Still, I kept on sending them cards every New Year’s day, even after. Only forgot it this year, slipped my mind completely.
One time, in fact, I took Mrs Kanello to one of his shows. Her he remembered, the ingrate. I ran into her at a meeting, at the office of the new MP for Rampartville, right here in Athens. Journalists all over the place. Mrs Kanello got up and praised the politician, but she put her foot in it, as usual; she’ll never be a diplomat, the poor woman, and not an ounce of femininity. The politician, a certain Mr George, he’s from one of the best families, I can’t mention his name so as not to compromise him. So, as I was saying, this Mr George is from Rampartville too, from a good family, and people in polite and not-so-polite society talked about him for two main reasons: because he had a talent for languages, because he went with men, even though he was a nationalist. Because he was plump and inexperienced, anybody who wanted to could do it to him, and out of politeness he wouldn’t say no. The high-school student who taught him English taught him other things, disgusting things. The high-school student who gave him French lessons gave George lessons in doing dirty things.
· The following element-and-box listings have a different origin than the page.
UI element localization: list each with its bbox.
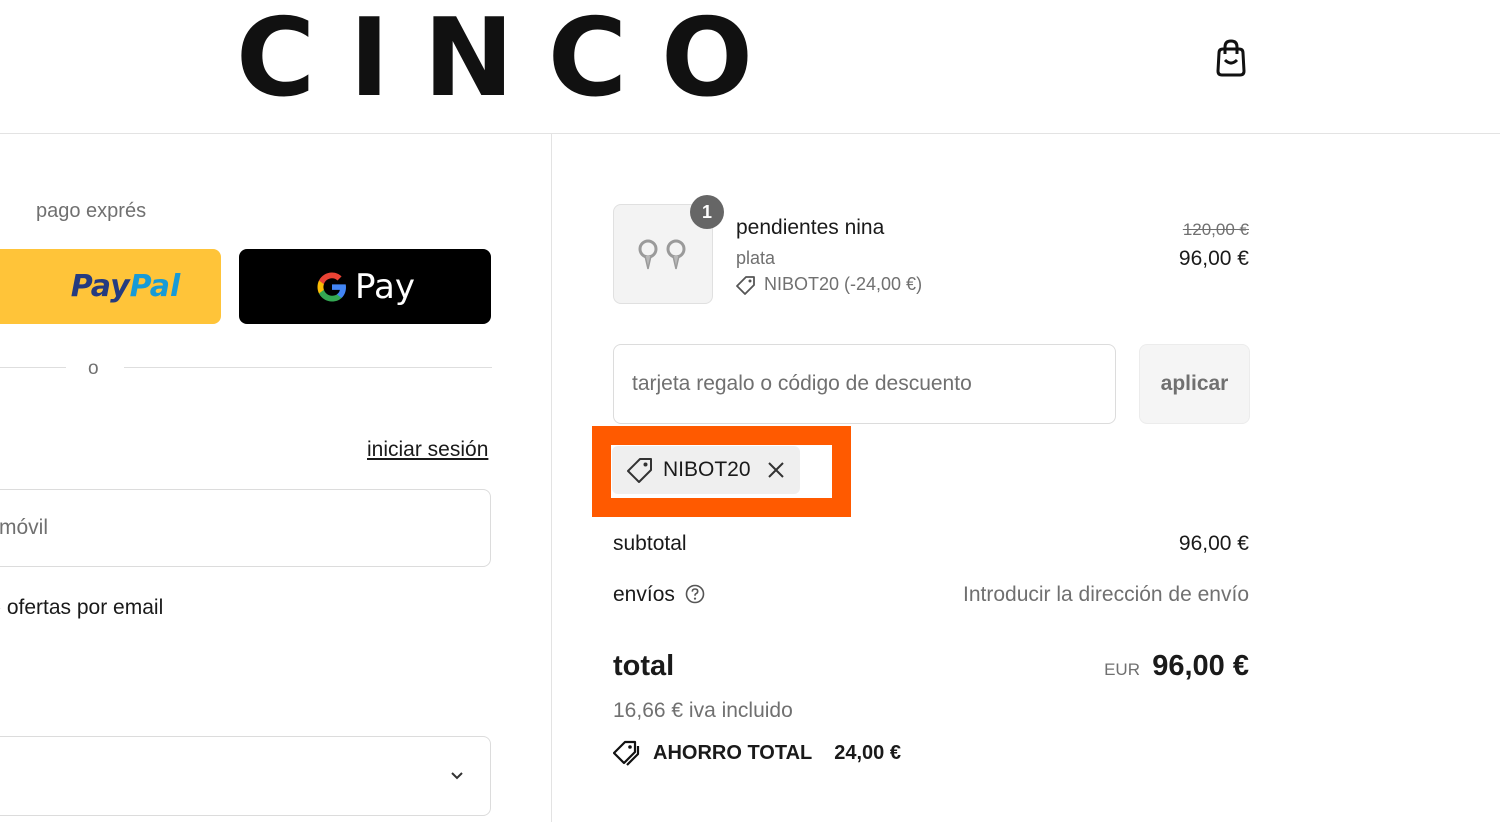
total-savings: AHORRO TOTAL 24,00 €: [613, 740, 901, 766]
shipping-value: Introducir la dirección de envío: [963, 583, 1249, 606]
google-g-icon: [317, 272, 347, 301]
applied-discount-chip: NIBOT20: [612, 446, 800, 494]
subtotal-value: 96,00 €: [1178, 532, 1249, 555]
checkout-form-column: pago exprés Pay Pal Pay o iniciar sesión …: [0, 134, 552, 822]
apply-discount-button[interactable]: aplicar: [1139, 344, 1250, 424]
country-select[interactable]: [0, 736, 491, 816]
subtotal-label: subtotal: [613, 532, 687, 555]
paypal-button[interactable]: Pay Pal: [0, 249, 221, 324]
shipping-label: envíos: [613, 583, 675, 606]
express-checkout-label: pago exprés: [36, 200, 147, 222]
email-offers-checkbox-label[interactable]: › ofertas por email: [0, 596, 163, 620]
tag-icon: [736, 275, 755, 295]
tax-note: 16,66 € iva incluido: [613, 699, 793, 722]
applied-discount-code: NIBOT20: [663, 458, 751, 481]
email-or-phone-placeholder: móvil: [0, 516, 49, 539]
divider-line-right: [124, 367, 492, 368]
login-link[interactable]: iniciar sesión: [367, 438, 488, 462]
order-summary: 1 pendientes nina plata NIBOT20 (-24,00 …: [553, 134, 1500, 822]
total-value: 96,00 €: [1152, 650, 1249, 682]
paypal-logo-text-b: Pal: [129, 269, 181, 304]
tag-icon: [627, 458, 652, 483]
shopping-bag-icon[interactable]: [1212, 38, 1250, 78]
divider-line-left: [0, 367, 66, 368]
discount-code-input[interactable]: [613, 344, 1116, 424]
email-offers-text: ofertas por email: [6, 596, 164, 619]
email-or-phone-input[interactable]: móvil: [0, 489, 491, 567]
total-currency: EUR: [1104, 660, 1140, 679]
help-icon[interactable]: [685, 584, 705, 604]
divider-or-text: o: [88, 358, 99, 379]
product-name: pendientes nina: [736, 216, 885, 239]
quantity-badge: 1: [690, 195, 724, 229]
google-pay-button[interactable]: Pay: [239, 249, 491, 324]
savings-label: AHORRO TOTAL: [653, 741, 813, 764]
total-label: total: [613, 650, 675, 682]
final-price: 96,00 €: [1178, 247, 1249, 270]
remove-discount-close-icon[interactable]: [766, 460, 786, 480]
savings-tag-icon: [613, 740, 640, 766]
earrings-image: [638, 239, 686, 270]
product-discount: NIBOT20 (-24,00 €): [736, 274, 922, 295]
site-header: CINCO: [0, 0, 1500, 134]
product-discount-text: NIBOT20 (-24,00 €): [764, 274, 923, 294]
paypal-logo-text-a: Pay: [70, 269, 130, 304]
savings-value: 24,00 €: [834, 741, 901, 764]
original-price: 120,00 €: [1182, 220, 1249, 239]
product-variant: plata: [736, 248, 776, 268]
chevron-down-icon: [451, 772, 463, 780]
google-pay-label: Pay: [355, 266, 415, 307]
brand-logo[interactable]: CINCO: [236, 4, 787, 114]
His mother used to say, There’s nothing we can do, our little boy has an anomaly. Am I supposed to kill him, or what? Even took the kid to a fortune-teller, but nothing came of it. Then she sent little George off to a priest to say prayers for him in the hope he would cut out the men, but they say the priest did it to him, so we heard from this other priest George confessed to before communion. So his mother accepted it, it’s God’s will, she said, he’ll only stop when he gets married.